Moreno Megan A, Eickhoff Jens, Zhao Qianqian, Young Henry N, Cox Elizabeth D
Department of Pediatrics, University of Wisconsin-Madison.
Department of Biostatistics and Medical Informatics, University of Wisconsin-Madison.
J Pediatr X. 2019 Spring;1. doi: 10.1016/j.ympdx.2019.100006. Epub 2019 Jul 26.
The purpose of this 4-year study was to assess the prevalence over time and predictors of PIU using the Problematic and Risky Internet Use Screening Scale (PRIUSS). We also identified an Intermediate risk PRIUSS score.
In this longitudinal cohort study we recruited participants using random selection from 2 colleges, participants completed a yearly PRIUSS. We used multivariate logistic regression analysis to evaluate predictors of PIU. We pursued receiver operating curve (ROC) analysis to identify an Intermediate risk PRIUSS score. Finally, we applied Markov modeling to test the dynamics of moving through PIU risk states over time.
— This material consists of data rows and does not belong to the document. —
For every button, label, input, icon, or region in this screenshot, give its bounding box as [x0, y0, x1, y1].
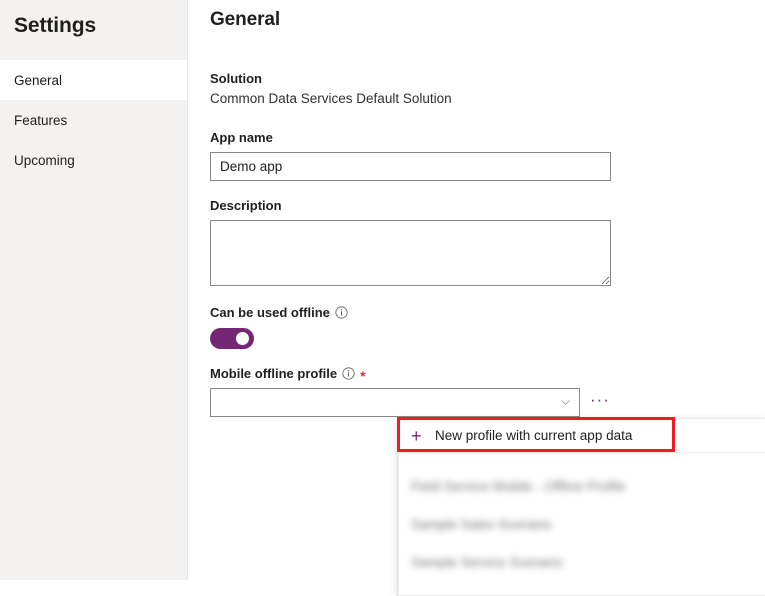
- dropdown-spacer: [399, 453, 765, 467]
- info-circle-icon[interactable]: [342, 367, 355, 380]
- required-asterisk: *: [360, 369, 365, 383]
- sidebar: Settings General Features Upcoming: [0, 0, 188, 580]
- mobile-offline-profile-label-text: Mobile offline profile: [210, 366, 337, 381]
- main-content: General Solution Common Data Services De…: [188, 0, 765, 580]
- offline-toggle-field: Can be used offline: [210, 305, 765, 349]
- description-label: Description: [210, 198, 765, 213]
- toggle-knob: [236, 332, 249, 345]
- general-settings-form: Solution Common Data Services Default So…: [188, 71, 765, 417]
- dropdown-spacer-bottom: [399, 581, 765, 595]
- solution-field: Solution Common Data Services Default So…: [210, 71, 765, 106]
- description-label-text: Description: [210, 198, 282, 213]
- dropdown-item-new-profile[interactable]: + New profile with current app data: [399, 419, 765, 453]
- solution-label: Solution: [210, 71, 765, 86]
- solution-label-text: Solution: [210, 71, 262, 86]
- mobile-offline-profile-field: Mobile offline profile *: [210, 366, 765, 417]
- app-name-input[interactable]: [210, 152, 611, 181]
- app-name-label: App name: [210, 130, 765, 145]
- plus-icon: +: [411, 427, 425, 445]
- sidebar-item-label: Upcoming: [14, 153, 75, 168]
- app-name-label-text: App name: [210, 130, 273, 145]
- dropdown-item-option-2[interactable]: Sample Sales Scenario: [399, 505, 765, 543]
- info-circle-icon[interactable]: [335, 306, 348, 319]
- mobile-offline-profile-label: Mobile offline profile *: [210, 366, 765, 381]
- dropdown-item-label: New profile with current app data: [435, 428, 632, 443]
- offline-toggle-label-text: Can be used offline: [210, 305, 330, 320]
- sidebar-nav-list: General Features Upcoming: [0, 60, 187, 180]
- sidebar-item-general[interactable]: General: [0, 60, 187, 100]
- solution-value: Common Data Services Default Solution: [210, 91, 765, 106]
- description-textarea[interactable]: [210, 220, 611, 286]
- more-options-button[interactable]: ···: [588, 391, 612, 408]
- dropdown-item-label: Sample Service Scenario: [411, 555, 563, 570]
- sidebar-item-label: General: [14, 73, 62, 88]
- mobile-offline-profile-combo-row: ···: [210, 388, 765, 417]
- dropdown-item-label: Sample Sales Scenario: [411, 517, 551, 532]
- app-name-field: App name: [210, 130, 765, 181]
- chevron-down-icon[interactable]: [559, 396, 572, 409]
- mobile-offline-profile-combobox[interactable]: [210, 388, 580, 417]
- dropdown-item-option-3[interactable]: Sample Service Scenario: [399, 543, 765, 581]
- dropdown-item-option-1[interactable]: Field Service Mobile - Offline Profile: [399, 467, 765, 505]
- settings-page: Settings General Features Upcoming Gener…: [0, 0, 765, 580]
- mobile-offline-profile-dropdown: + New profile with current app data Fiel…: [398, 418, 765, 596]
- offline-toggle-label: Can be used offline: [210, 305, 765, 320]
- sidebar-item-label: Features: [14, 113, 67, 128]
- dropdown-item-label: Field Service Mobile - Offline Profile: [411, 479, 625, 494]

Our 319 participants included 56% females, 58% from the Midwest and 75% Caucasian. PIU prevalence estimates varied between 9% and 11% over the four years. PIU risk status from the previous time period was identified as the main predictor for PIU (OR=24.1, 95% CI: 12.8-45.4, p<0.0001). ROC analysis identified the optimal threshold for defining Intermediate risk was a PRIUSS score of 15.
This longitudinal study of PIU among college students found that risks were present across groups and over time. The most salient predictor of PIU was being at risk at the previous time point. Based on results, we propose a PRIUSS score of 15 as an Intermediate risk cut-off to better identify those at risk of developing PIU.
这项为期4年的研究旨在使用问题性和风险性互联网使用筛查量表(PRIUSS)评估病理性互联网使用(PIU)随时间的患病率及其预测因素。我们还确定了PRIUSS的中度风险评分。
在这项纵向队列研究中,我们从两所大学中随机选取参与者,参与者每年完成一次PRIUSS评估。我们使用多因素逻辑回归分析来评估PIU的预测因素。我们进行了受试者工作特征曲线(ROC)分析以确定PRIUSS的中度风险评分。最后,我们应用马尔可夫模型来测试随时间推移在PIU风险状态之间转换的动态变化。
我们的319名参与者中,56%为女性,58%来自中西部地区,75%为白种人。在这四年中,PIU患病率估计在9%至11%之间变化。上一时期的PIU风险状态被确定为PIU的主要预测因素(OR=24.1,95%CI:12.8 - 45.4,p<0.0001)。ROC分析确定定义中度风险的最佳阈值是PRIUSS评分为15分。
这项针对大学生PIU的纵向研究发现,各群体在不同时间均存在风险。PIU最显著的预测因素是上一个时间点处于风险状态。基于研究结果,我们建议将PRIUSS评分为15分作为中度风险临界值,以更好地识别有发展为PIU风险的人群。